Why an explosive investigation of Sen. Richard Burr amps up an already wild election year in North Carolina.

Sen. Richard Burr’s cell phone was confiscated by the FBI yesterday and, today, he stepped down from his prominent post as the head of the U.S. Senate Intelligence Committee.

It says something about the times we live in that the story — just the latest Burr news bomb in the last three months — isn’t even the biggest story of the day. It might rank somewhere in the top five stories.

Religious leaders are gathering in Raleigh to protest social distancing orders, Gov. Roy Cooper is considering ways to restart the state’s languishing economy amid a pandemic, and the man who’s represented North Carolina in Washington, D.C. for 15 years now is taking house calls from federal agents for all the wrong reasons.

We are entitled to answers. Entitled to the truth from our senator. And, eventually, if the facts justify it, we are entitled to a new senator. 

Between James Comey and the Trump wiretaps and General Michael Flynn and James Comey again and General Flynn again, FBI agents are often in the news these days. They can hardly qualify as “spooks” anymore, seeming as ubiquitous as the crossing guard on the corner.

But the import of the Burr raid cannot be overstated, even if Burr had not planned to run for re-election in 2022. Burr, the head of the Senate intelligence committee, a Trump ally, an NRA magnet, is a powerful figure in D.C.

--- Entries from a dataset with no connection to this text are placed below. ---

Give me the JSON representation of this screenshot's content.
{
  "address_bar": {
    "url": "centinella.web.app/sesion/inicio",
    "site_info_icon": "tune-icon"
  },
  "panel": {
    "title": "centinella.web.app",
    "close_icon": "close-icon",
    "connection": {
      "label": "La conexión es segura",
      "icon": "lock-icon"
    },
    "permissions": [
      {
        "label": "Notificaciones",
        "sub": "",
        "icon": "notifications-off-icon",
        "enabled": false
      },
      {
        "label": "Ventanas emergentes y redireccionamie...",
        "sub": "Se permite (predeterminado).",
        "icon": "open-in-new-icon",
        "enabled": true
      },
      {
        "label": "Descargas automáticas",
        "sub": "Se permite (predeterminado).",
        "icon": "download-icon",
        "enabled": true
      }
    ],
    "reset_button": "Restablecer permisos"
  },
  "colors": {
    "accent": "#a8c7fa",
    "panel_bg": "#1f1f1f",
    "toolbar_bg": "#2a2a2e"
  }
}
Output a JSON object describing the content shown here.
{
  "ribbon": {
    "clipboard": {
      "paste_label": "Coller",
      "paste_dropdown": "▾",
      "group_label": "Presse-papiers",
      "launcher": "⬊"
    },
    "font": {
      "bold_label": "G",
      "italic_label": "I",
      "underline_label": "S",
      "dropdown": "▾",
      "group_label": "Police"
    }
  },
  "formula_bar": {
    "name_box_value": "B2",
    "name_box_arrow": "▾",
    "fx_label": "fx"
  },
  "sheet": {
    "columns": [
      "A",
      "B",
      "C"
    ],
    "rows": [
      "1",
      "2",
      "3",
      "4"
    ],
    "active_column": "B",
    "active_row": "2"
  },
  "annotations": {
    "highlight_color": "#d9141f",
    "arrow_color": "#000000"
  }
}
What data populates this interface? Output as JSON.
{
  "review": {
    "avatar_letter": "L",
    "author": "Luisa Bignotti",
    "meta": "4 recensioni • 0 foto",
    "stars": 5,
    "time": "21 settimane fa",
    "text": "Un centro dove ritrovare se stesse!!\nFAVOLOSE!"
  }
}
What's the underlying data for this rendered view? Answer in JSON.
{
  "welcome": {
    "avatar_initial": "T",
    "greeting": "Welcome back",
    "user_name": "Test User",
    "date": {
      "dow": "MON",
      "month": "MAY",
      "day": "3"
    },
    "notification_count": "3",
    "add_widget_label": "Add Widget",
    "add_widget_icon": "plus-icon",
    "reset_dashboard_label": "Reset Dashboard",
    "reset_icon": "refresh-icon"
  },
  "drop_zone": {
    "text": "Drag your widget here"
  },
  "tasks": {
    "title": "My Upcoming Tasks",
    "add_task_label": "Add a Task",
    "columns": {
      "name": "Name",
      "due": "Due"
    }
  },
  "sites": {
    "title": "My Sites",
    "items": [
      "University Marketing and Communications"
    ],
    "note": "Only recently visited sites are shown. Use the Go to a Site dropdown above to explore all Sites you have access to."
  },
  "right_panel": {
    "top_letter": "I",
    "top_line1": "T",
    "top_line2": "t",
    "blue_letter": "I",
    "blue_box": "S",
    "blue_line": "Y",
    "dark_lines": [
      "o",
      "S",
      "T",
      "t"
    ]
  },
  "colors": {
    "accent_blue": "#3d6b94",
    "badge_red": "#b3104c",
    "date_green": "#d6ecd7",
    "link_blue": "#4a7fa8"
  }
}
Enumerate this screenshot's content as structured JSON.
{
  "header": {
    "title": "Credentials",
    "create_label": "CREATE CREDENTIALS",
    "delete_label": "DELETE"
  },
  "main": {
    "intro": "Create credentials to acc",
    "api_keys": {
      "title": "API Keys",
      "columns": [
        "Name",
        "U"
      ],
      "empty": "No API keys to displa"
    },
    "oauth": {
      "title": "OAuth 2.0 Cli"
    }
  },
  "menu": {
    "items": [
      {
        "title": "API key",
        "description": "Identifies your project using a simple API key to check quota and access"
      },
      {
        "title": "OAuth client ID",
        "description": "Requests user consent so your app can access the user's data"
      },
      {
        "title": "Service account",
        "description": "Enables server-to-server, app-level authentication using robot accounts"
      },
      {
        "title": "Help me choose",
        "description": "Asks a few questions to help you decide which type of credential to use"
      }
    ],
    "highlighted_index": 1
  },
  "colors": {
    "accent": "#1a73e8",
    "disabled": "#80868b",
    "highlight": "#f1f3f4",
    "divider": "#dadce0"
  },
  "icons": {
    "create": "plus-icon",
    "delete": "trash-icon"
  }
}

RELATED: Burr Steps Down As Senate Intelligence Chair After FBI Seizes His Cell Phone

If he leaves office now, Burr’s departure would leave both of North Carolina’s US Senate seats up for grabs in an already high-stakes election.

Amid these allegations that Burr used classified intelligence on the coronavirus to move up to $1.7 million in stocks before the market began its steep descent, our senator is in trouble

From CNN:

Federal agents seized a cellphone belonging to Sen. Richard Burr on Wednesday night as part of a Justice Department probe into stock transactions he made ahead of the sharp market downturn sparked by concerns over the coronavirus, a law enforcement official told the Los Angeles Times.

The North Carolina Republican turned over his phone after agents served a search warrant at his home in the Washington area, the official told the newspaper.

The warrant and subsequent cell phone seizure mark a notable step in the probe into whether Burr sought to profit from information he obtained in nonpublic briefings about the virus’s spread. CNN has reached out to Burr, his attorney, the Justice Department and the FBI for comment.

Burr, who leads the Senate Intelligence Committee, has been scrutinized for selling up to $1.7 million in stocks in February after he received closed-door briefings about the virus before the market began trending downward.

These allegations are serious, potentially constituting a violation of the 2012 Stock Act, which forbids lawmakers from using inside info to benefit their own finances.

Burr was one of just three senators who opposed the act then. It’s not hard to imagine the Winston-Salem Republican is even more averse today.

For his part, the senator has asked the Senate Ethics Committee to review the sales, but that’s a modest gesture from Burr. And on Thursday, Senate Republican Leader Mitch McConnell reportedly said Burr agreed to step down as intelligence committee chair during the investigation.

But, appropriately, it is law enforcement, not Burr’s GOP colleagues in the Senate, who will take their own look.

Whatever they find, Burr’s image has changed in D.C. and in North Carolina forever. And the scandal is an embarrassment for North Carolinians of all political stripes. 

Burr must cooperate with the probe. He must answer questions about his stock sales fully and faithfully. And after the Justice Department, an organization with its own credibility issues these days, makes its assessment, the people of North Carolina will make their own. 

We are entitled to answers. Entitled to the truth from our senator. And, eventually, if the facts justify it, we are entitled to a new senator.